At the other extreme are directors who are truly independent in the sense that they express their views clearly, fearlessly and frankly, regardless of what the chairman, or whoever has dictated their appointment, thinks. They take to heart Sam Goldwyn’s famous one-liner: “I want everyone to tell me the truth, even if it costs him his job.”
The vast majority of independent directors fall between these two extremes. These are people conditioned, to a large extent, by culture—the culture of not expressing dissent forcefully—and are therefore intimidated or unsure of how their criticism will be taken.
This problem is not unique to India, of course; around the world, there are board directors who say little or nothing in the boardroom, preferring, instead, to raise their concerns after the meeting. Unless this cultural reluctance to express constructive dissent around the board table is tackled, it would mean that boards aren’t contributing as they could be.
The effectiveness of the independent director in India is influenced by several factors. The first is the nature of the company: Multinationals, minority shareholder companies, public sector enterprises, group-affiliated companies and entrepreneurial businesses will expect and tolerate varying degrees of involvement by independent directors, something that should always be taken into account when considering a directorship.
The second is the circumstances surrounding the appointment of independent directors. These have a marked effect on the way directors go about their duties.
Directors appointed via the “old boy network” are more likely to be brought on to a board for reputation reasons rather than to provide an objective, critical perspective on key issues.
In the US and the UK, independent directors are always selected by a nominations committee following a rigorous search process. In India, few companies go through such a formal process when appointing independent directors to their boards.
It is also worth noting that the independent director’s responsibility is not limited to the boardroom. Indeed, it is estimated that 50% of the work should take place outside the boardroom. This work involves softer skills; for example, maintaining a watchful eye on what is happening to the company, interacting informally with other independent directors, the chairman, or even with key members of the executive team, to get a sense of the challenges they face, and to learn about their aspirations for the future of the business.
The implication of this extra work is that there is a limit to the number of boards any independent director can sit on and do justice to the companies he or she serves. Thus, over-committed directors should reduce the number of boards they sit on.
To be fully effective, independent directors should prepare well for board meetings, but they must also be adequately informed and briefed about the company—only then are they in a position to comment on significant issues, including the company’s vision or strategy. Often, a disproportionate amount of board time is spent reviewing management presentations, leaving little time for actual discussion among board members.
Independent directors sit at the apex of commercial organizations that have to deliver results. It is sometimes easy for directors to become disruptive in pursuit of their statutory responsibilities. Therefore, it is critical to a company’s success for directors to strike a balance between governance oversight and constructive support to the management.

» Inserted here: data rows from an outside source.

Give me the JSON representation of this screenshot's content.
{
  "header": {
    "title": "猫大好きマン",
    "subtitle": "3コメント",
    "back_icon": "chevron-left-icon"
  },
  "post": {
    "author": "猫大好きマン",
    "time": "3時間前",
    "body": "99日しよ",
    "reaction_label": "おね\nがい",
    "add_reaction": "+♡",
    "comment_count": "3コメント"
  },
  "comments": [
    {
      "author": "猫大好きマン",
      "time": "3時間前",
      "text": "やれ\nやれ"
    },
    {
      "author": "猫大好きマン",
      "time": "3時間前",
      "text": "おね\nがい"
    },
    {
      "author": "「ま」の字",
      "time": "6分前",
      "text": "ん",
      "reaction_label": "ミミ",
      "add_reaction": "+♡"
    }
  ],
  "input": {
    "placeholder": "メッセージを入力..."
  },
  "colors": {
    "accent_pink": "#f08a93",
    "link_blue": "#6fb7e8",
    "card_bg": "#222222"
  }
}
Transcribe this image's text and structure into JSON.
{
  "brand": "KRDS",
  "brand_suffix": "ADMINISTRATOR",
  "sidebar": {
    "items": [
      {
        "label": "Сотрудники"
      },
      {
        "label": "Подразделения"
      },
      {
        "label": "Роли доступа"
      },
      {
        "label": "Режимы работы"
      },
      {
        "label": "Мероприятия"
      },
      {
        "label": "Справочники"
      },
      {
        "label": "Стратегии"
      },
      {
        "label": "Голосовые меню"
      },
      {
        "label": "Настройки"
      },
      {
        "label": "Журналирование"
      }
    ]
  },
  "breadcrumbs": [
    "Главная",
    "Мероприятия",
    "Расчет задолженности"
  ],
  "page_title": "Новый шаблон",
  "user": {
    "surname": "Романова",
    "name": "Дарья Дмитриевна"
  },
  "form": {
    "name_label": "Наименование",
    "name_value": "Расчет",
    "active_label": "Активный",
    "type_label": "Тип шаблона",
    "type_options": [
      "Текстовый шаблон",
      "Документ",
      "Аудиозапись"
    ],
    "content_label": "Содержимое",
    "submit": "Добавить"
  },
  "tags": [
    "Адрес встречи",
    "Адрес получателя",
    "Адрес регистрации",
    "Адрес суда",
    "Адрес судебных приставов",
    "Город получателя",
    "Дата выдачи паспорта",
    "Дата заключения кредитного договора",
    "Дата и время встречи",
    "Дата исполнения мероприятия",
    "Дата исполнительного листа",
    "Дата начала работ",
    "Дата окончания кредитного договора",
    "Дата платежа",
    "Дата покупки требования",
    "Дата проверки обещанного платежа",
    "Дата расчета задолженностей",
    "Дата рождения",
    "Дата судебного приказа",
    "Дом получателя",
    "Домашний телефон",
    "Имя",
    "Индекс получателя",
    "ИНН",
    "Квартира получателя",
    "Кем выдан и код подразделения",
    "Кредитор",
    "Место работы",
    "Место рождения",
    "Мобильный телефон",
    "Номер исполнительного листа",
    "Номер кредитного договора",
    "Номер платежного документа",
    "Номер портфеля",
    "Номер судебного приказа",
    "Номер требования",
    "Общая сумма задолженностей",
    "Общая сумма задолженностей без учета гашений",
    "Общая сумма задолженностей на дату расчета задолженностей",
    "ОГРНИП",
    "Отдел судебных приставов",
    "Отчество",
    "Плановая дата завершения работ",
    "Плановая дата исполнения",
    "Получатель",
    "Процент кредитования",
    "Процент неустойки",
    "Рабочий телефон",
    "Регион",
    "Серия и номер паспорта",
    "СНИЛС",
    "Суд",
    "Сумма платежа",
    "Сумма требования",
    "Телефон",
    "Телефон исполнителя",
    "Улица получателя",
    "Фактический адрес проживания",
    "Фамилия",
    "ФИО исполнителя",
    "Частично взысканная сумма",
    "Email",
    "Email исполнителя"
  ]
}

In essence, the task of independent directors is to ask common sense questions—to do with company strategy, evaluating the performance of the CEO and measuring the contribution that he or she makes. If selected objectively, they also ensure that board meetings are conducted transparently and fearlessly. They bring in unique perspectives and skills, which companies leverage, using them for networking and opening newer vistas.
Most importantly, it is also incumbent upon independent directors—and, indeed, boards—to articulate their objectives and keep these in their sights at all times, ultimately benefiting the companies they are associated with.
Anjali Bansal is managing director at Spencer Stuart India.